/SublimeMagentoIntel

Magento auto-complete plugin for Sublime Text 2

Primary LanguagePython

IMPORTANT!

This plugin is no longer being developed. I've moved all of my efforts over to SublimePHPIntel. The aim of that plugin is to replicate all of the functionality you see here and also make it general purpose for use with any other PHP framework.

Magento Intel

An auto-complete plugin for Magento.

Given a type hint or a factory method, and based on an understanding of Magento class autoloading, the plugin will find the source file in the current project, scan it for function definitions, and add them to the auto complete popup.

This allows you to complete in situations like this:

/* @var $v Mage_Catalog_Model_Product */
$v->{auto complete}

and even:

Mage::getModel('catalog/product')
    ->load(100)
    ->{auto complete}

It also understands some Magento factories:

Mage::getModel('catalog/product')->{auto complete}
Mage::getSingleton('catalog/product')->{auto complete}
Mage::helper('sales')->{auto complete}

Auto complete by pressing Ctrl+space or Cmd+space immediately following ->. Select one of the choices and you'll even get parameters you can tab through.

This is all done dynamically so nothing needs to be scanned before the system starts working. But it's still reasonably fast because it only has to scan a few files on each invocation.

It also includes a handy function for opening the source file for any class. Place the cusor on a class name and press Ctrl+f5 (Linux/Win) or Cmd+f5 (OSX). The command is only active within Magento projects.

Setup

This plugin requires a command-line version of PHP on your path.
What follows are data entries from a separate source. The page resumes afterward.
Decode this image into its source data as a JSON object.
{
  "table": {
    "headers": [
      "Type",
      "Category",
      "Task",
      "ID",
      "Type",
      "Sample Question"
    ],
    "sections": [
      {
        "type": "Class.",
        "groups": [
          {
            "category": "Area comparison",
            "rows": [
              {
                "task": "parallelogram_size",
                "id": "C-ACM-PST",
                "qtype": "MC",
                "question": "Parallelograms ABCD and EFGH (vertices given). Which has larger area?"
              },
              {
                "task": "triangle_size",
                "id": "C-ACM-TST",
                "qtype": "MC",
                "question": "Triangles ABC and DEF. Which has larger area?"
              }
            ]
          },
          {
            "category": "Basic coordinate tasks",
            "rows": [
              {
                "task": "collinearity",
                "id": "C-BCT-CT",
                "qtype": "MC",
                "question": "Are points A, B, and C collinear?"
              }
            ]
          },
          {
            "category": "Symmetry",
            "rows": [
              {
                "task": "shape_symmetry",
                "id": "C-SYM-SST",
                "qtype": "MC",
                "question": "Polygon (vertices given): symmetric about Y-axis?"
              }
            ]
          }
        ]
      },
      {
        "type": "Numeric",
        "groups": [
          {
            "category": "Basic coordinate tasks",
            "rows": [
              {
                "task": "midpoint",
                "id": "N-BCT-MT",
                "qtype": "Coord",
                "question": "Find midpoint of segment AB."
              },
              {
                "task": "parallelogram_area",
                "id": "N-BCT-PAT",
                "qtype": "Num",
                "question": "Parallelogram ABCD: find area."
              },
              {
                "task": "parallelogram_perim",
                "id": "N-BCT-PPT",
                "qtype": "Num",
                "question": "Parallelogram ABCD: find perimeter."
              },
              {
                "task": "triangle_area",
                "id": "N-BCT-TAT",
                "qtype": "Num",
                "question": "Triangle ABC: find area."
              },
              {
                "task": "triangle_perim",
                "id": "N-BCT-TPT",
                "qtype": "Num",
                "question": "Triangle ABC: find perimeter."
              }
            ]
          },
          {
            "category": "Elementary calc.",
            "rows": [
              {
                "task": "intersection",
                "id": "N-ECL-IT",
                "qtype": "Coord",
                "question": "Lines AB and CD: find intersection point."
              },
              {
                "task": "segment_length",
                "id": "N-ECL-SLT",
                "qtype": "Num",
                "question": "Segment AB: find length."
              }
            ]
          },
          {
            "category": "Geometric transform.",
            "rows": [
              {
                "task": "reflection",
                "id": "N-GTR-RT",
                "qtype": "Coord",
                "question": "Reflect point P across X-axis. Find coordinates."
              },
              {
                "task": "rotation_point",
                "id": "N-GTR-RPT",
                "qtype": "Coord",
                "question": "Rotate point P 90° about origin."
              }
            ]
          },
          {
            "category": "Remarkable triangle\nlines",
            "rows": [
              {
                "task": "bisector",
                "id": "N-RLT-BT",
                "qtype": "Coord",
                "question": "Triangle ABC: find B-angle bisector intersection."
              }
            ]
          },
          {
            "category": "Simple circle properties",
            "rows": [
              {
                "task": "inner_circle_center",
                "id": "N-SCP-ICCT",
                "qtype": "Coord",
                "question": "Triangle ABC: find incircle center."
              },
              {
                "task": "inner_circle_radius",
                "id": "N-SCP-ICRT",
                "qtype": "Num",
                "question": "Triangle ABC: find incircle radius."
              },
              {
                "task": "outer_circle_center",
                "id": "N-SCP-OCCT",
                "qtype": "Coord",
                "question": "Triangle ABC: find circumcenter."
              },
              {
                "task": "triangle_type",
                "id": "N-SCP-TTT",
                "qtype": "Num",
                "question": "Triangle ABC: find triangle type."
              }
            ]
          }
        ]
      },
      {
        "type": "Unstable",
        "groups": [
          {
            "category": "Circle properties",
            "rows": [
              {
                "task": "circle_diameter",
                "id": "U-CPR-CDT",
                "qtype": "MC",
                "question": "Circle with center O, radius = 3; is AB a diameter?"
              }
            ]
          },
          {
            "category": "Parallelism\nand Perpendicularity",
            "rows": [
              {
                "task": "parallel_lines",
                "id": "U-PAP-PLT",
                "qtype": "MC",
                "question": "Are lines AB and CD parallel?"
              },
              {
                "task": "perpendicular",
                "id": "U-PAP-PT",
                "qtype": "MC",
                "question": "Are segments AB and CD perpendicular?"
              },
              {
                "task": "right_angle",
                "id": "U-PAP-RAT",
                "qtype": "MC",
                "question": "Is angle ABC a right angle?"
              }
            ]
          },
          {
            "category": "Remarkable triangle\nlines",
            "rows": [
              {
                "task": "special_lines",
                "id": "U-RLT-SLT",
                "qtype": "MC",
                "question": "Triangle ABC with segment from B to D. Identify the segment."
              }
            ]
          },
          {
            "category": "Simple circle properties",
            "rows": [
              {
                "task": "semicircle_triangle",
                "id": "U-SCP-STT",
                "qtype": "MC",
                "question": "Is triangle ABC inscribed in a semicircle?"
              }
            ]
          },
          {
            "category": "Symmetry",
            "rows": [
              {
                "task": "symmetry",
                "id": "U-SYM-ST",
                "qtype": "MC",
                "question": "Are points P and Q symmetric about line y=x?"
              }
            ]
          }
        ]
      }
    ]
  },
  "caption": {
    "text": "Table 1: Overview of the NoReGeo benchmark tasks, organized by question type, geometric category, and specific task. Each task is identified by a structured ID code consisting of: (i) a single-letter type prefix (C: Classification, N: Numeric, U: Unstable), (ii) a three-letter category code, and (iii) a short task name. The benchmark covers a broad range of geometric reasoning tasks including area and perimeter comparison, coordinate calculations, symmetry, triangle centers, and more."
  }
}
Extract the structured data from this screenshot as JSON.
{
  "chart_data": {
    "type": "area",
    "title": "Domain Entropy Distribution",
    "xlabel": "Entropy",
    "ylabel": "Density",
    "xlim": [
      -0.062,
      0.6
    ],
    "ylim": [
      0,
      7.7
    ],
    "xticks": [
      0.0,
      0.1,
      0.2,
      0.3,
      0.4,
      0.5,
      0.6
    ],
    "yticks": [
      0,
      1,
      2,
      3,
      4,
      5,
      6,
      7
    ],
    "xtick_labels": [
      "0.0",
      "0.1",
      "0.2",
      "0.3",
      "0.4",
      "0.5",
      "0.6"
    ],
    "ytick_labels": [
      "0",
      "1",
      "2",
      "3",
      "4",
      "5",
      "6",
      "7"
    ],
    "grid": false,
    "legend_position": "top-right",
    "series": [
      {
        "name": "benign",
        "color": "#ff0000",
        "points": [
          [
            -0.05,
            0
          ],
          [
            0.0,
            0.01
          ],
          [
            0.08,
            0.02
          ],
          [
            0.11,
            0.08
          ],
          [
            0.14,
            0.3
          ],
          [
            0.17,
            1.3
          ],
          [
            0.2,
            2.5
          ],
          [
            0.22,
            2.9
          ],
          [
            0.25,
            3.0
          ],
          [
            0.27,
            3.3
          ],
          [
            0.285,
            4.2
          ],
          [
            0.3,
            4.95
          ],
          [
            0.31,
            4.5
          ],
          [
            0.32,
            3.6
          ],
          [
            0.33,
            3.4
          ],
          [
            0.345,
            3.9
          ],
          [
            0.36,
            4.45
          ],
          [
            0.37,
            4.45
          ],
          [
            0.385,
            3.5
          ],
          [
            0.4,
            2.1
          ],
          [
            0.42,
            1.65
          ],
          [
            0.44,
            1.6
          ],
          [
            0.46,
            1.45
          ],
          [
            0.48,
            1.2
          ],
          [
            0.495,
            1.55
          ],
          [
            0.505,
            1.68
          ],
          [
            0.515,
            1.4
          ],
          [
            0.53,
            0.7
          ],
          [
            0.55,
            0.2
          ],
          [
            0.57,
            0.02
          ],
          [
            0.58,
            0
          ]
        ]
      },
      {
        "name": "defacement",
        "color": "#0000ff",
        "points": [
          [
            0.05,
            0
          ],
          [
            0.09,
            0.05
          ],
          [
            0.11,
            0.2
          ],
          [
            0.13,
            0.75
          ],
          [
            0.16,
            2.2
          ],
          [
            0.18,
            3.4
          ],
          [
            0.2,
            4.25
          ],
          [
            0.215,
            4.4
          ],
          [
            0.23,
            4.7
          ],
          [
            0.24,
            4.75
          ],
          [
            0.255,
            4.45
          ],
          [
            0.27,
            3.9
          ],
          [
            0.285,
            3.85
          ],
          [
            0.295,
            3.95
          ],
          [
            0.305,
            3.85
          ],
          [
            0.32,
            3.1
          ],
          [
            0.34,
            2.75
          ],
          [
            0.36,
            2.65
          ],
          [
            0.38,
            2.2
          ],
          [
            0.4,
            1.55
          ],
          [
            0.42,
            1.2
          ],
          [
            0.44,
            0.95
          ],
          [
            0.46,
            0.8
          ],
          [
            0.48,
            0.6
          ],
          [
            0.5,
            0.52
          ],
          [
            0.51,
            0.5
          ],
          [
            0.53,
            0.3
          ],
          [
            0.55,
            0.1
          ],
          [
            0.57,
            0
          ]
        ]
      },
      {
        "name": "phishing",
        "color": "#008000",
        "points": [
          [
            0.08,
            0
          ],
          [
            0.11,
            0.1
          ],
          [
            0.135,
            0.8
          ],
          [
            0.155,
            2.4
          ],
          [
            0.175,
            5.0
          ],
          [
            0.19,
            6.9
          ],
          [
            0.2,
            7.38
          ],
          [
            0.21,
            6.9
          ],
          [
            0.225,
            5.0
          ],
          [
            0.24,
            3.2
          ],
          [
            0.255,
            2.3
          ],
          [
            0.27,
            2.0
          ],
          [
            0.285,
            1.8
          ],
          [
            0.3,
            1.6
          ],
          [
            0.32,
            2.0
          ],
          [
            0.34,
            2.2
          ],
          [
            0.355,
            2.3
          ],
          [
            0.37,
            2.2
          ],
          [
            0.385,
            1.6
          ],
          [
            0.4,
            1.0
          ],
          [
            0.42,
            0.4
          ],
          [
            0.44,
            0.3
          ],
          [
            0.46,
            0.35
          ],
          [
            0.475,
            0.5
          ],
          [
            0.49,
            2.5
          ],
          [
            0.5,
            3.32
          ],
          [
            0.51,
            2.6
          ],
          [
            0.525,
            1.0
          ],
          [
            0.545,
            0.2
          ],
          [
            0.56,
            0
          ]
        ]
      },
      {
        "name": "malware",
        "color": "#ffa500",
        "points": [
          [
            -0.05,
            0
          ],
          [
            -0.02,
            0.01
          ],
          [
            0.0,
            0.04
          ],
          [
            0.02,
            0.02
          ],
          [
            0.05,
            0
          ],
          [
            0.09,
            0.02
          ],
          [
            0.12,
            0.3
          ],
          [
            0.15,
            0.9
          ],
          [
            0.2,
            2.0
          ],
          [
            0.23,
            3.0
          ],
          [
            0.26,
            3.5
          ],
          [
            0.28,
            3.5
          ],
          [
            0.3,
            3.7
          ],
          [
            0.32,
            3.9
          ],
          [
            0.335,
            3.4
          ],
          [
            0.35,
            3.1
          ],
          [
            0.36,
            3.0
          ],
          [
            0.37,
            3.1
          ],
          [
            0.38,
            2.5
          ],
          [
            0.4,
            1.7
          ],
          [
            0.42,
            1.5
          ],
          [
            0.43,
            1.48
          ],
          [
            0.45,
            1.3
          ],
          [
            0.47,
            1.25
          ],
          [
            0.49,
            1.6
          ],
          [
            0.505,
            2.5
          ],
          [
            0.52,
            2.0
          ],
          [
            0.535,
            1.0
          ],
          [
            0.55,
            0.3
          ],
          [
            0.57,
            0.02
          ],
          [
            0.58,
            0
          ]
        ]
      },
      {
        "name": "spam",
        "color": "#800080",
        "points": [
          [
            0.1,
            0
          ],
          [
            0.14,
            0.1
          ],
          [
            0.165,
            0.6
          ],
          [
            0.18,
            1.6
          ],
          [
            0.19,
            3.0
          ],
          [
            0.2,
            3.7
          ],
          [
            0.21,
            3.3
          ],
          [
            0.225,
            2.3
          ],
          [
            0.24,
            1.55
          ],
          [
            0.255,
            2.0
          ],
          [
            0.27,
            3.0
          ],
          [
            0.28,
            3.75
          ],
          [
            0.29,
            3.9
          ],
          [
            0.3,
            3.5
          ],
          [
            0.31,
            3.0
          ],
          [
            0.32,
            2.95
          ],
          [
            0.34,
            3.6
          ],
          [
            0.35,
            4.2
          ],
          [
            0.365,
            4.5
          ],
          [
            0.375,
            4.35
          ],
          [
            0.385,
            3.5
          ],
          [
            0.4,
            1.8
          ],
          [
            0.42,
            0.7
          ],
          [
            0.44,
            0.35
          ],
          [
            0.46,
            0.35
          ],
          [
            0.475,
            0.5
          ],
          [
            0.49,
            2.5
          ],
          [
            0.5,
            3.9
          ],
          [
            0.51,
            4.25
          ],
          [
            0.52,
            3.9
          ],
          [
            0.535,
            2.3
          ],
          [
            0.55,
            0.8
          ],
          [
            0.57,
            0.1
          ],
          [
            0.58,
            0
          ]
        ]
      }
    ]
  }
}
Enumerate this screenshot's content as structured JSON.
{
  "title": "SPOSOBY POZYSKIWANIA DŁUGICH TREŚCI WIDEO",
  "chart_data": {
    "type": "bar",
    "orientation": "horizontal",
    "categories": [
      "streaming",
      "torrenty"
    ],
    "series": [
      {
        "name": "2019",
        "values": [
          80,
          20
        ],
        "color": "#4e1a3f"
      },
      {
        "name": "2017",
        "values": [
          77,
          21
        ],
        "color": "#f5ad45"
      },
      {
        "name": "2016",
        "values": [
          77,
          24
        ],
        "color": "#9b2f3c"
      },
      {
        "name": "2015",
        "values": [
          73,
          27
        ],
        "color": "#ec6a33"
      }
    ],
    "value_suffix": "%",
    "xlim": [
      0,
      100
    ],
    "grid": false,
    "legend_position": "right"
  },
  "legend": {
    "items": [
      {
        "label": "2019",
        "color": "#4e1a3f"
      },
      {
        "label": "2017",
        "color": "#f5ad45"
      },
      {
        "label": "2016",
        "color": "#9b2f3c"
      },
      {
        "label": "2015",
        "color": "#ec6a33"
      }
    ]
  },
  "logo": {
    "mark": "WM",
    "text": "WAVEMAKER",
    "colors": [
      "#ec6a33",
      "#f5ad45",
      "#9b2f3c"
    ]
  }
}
It runs PHP's built-in lexical scanner on PHP source files to create a JSON encoded string of tokens to parse.

Limitations

  • No longer under development. Use SublimePHPIntel instead.
  • This should be considered an early alpha.
  • You must be using a project and the root of your project must contain the Magento app folder.
  • It only understands @var $var type, @returns type, and @var type hints and doesn't walk the inheritance tree.
  • It uses a naive algorithm for deciding what the class name is for factory methods like Mage::getModel() and Mage::helper(). It does not inspect Magento config.xml files.

Despite all that, it can still be quite handy.